E' anche il caso di rimuovere i due ugelli dell'impianto lavavetro, basta aprire il cofano, staccare i due tubi in gomma e poi far scattare gli ugelli verso l'esterno premendo sulle alette di fissaggio. Anche la targa anteriore deve essere rimossa.


INDIVIDUAZIONE DELL'ASSE DI SIMMETRIA:

Per tracciare due strisce assolutamente diritte è necessario individuare l'ideale asse di simmetria dell'auto: io ho misurato la distanza tra punti di riferimento successivi (bordi dei cofani, viti di fissaggio dell'HT) segnando la metà esatta con un pezzetto triangolare di nastro da carrozziere .

Ho ripetuto il processo circa ogni 30 cm dal simbolo Mazda sul muso fino a quello sulla coda. Dal simbolo Mazda in giù sia sul muso sia sulla coda ho invece usato del filo a piombo (tenuto dall'aiutante di turno).

Poi ho unito tutti i riferimenti con una singola passata di nastro da 20mm, stando attento a non fare curve e "mirando" almeno due riferimenti successivi prima di far aderire il nastro. Consiglio di passare anche sul parabrezza e sul lunotto in modo da facilitare il controllo "ad occhio".

Alla fine del processo l'auto risultata ESATTAMENTE divisa in due metà uguali.
A questo punto non resta che tracciare la larghezza desiderata per lo spazio tra le strisce usando altre due passate di nastro da 20 mm.

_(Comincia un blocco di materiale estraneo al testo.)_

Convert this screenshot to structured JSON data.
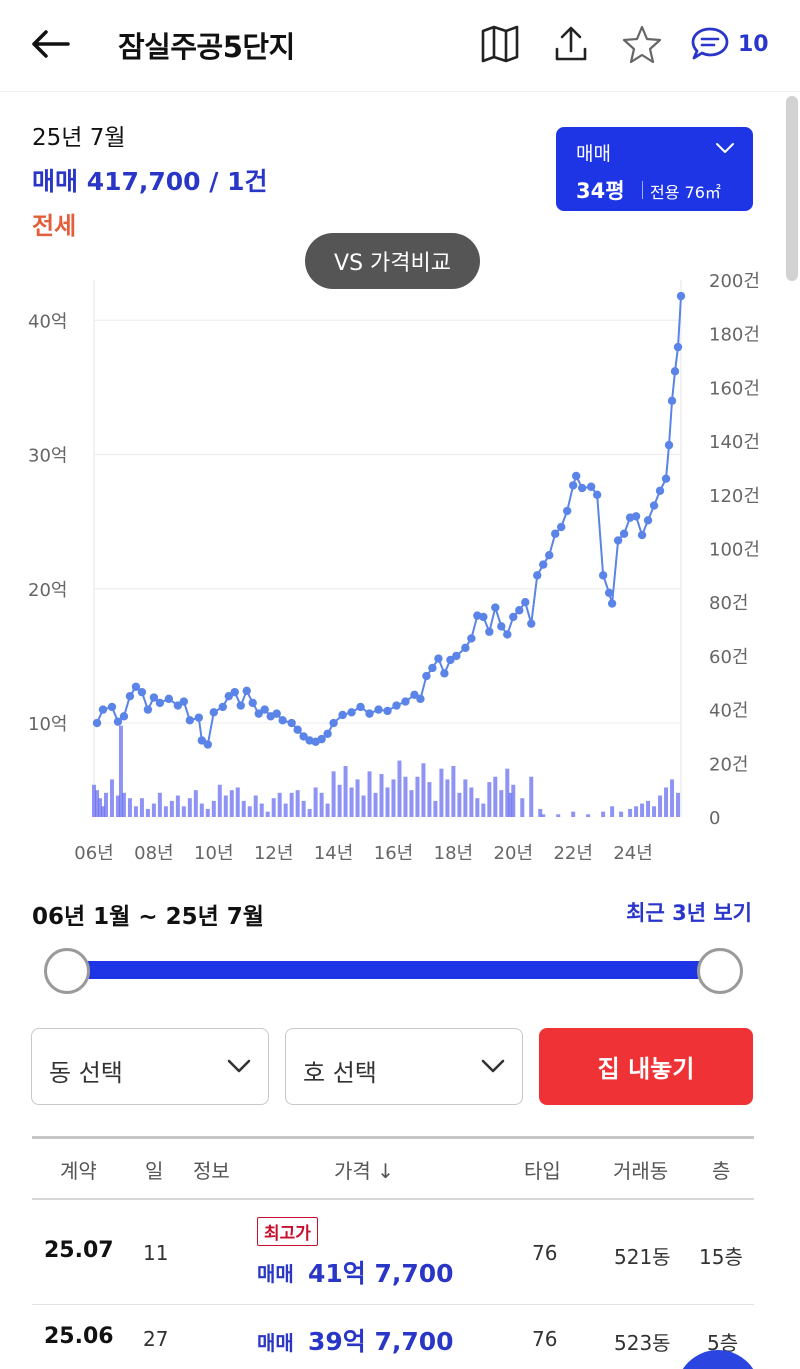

Notare che se si passano i due nastri lasciando uno spazio di 2,5 mm per parte si ottiene una larghezza totale di 6,5 mm, uguale a quella del simbolo Mazda anteriore, cosa che vi risparmia di dover ricavare sulle strisce l'alloggiamento per il simbolo stesso.
A questo punto consiglio di usare altro nastro da carrozziere per attaccare i due nastri esterni a quello di riferimento centrale, altrimenti dopo l'applicazione del sapone un nastro potrebbe spostarsi privandovi del riferimento.
Naturalmente se avete l'Hard Top questo dovrà essere montato :-))

TECNICA DI APPLICAZIONE:


Questa è una descrizione generica del processo di applicazione, le particolarità dei singoli settori saranno trattate in più punti.
Passate la carrozzeria con il panno umido, in modo da togliere eventuale polvere o sporcizia che si possa essere depositata.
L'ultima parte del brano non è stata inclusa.